The right question is not “Can we prove the universal exact cost of ambiguity?” That is the wrong standard. No benchmark exists for ambiguity specifically. The better question is: “Can we bound our local exposure well enough to change the next decision?”

That is where this article turns from diagnosis to capability.

How to bound your own rework tax

You do not need an ambiguity-only benchmark to make a better call this quarter. You need a structured way to price the part of the problem you can already see. Here is a one-quarter playbook you can run with a spreadsheet.

Start with one quarter of closed stories. Pull the full list. Estimate or observe how many reopened, spun off follow-on work, or had to be rebuilt because the original interpretation failed to match the intended outcome.
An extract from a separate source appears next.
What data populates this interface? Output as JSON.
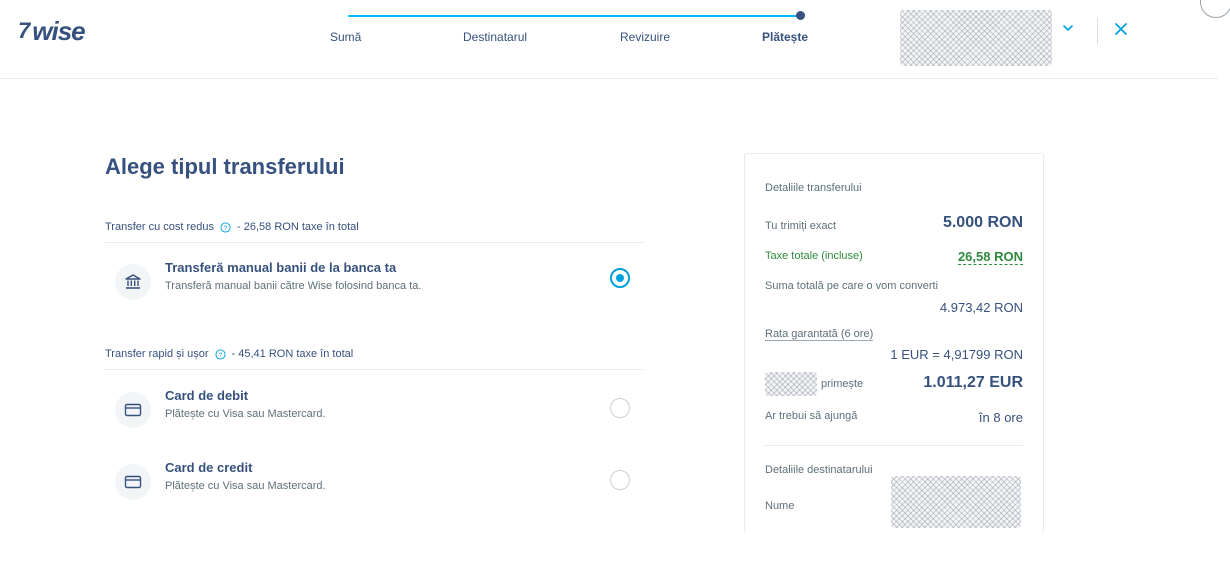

For each of those, rough-classify the root cause: requirements or acceptance criteria ambiguity, design or implementation error, external dependency, or other.

Estimate an average story cost using your own numbers: typical engineer, PM, and QA daily cost multiplied by average days per story. Approximate is fine. You are not building a courtroom exhibit. You are building a decision-grade range you can bring into a budget conversation without apologizing for it.

Then multiply: the number of “built it twice” stories, times your average story cost, times the share you estimate belongs in the requirements or acceptance criteria bucket. This gives you a local, bounded estimate of the rework tax for one quarter. It will not be precise. It will be better than zero.

You do not need perfect precision to start making better decisions. You just need fewer fairy tales and one honest spreadsheet

Then do the part most teams skip. Track actuals against the estimate next quarter. Add a lightweight “rework?” tag to your tickets. Add a short root-cause field to closed rework items. Check periodically: what percentage of sprint effort went to rework, how many of those issues were catchable in requirements, and how that compares to the range you estimated. If the estimate was wrong, good. Now you are learning in public instead of guessing in private. If the number feels uncomfortably large, even better. That means the hidden cost has finally become discuss-able.

Turning visibility into usable capacity

The point is not only to name what rework is costing you. The point is to show what clearer requirements could recover in usable delivery capacity. If your bounded estimate says one quarter of hidden rework is eating somewhere between $X and $Y, that range changes the room. It gives engineering a financial language. It gives product a defensible tradeoff frame. It gives finance a route back to the sprint where the signal first appeared.

Refer a friend

If you cannot prove the exact tax, bound it well enough that nobody in the room can keep pretending it is zero.

The whole problem started with a story that looked finished because the system was built to reward the feeling of done. That is why the fix is not motivational. It is structural. Better requirements quality. Better visibility. Better local pricing of rework before it compounds into something the quarter has to absorb.

This is the first argument in Profit With Proof. The next one goes deeper into what happens when teams delay naming the miss at all. The Escalation Delay Cost is about the price of deferring bad news, and why the bill gets uglier the longer a problem survives in silence.

Visibility is not magic. It just dramatically reduces the organization’s ability to lie to itself with confidence

Work closes. Cost stays open. Until someone prices it.

That is also the larger case behind my upcoming book, Collaborate Better. Better collaboration is not about being nicer in meetings. It is about reducing avoidable friction before it turns into waste, delay, and preventable cost. You can learn more at CollaborateBetter.us.

P.S. If you do not know what percentage of your last thirty days of sprint effort went to rework, that is not a data inconvenience. That is the finding. What will you do with it?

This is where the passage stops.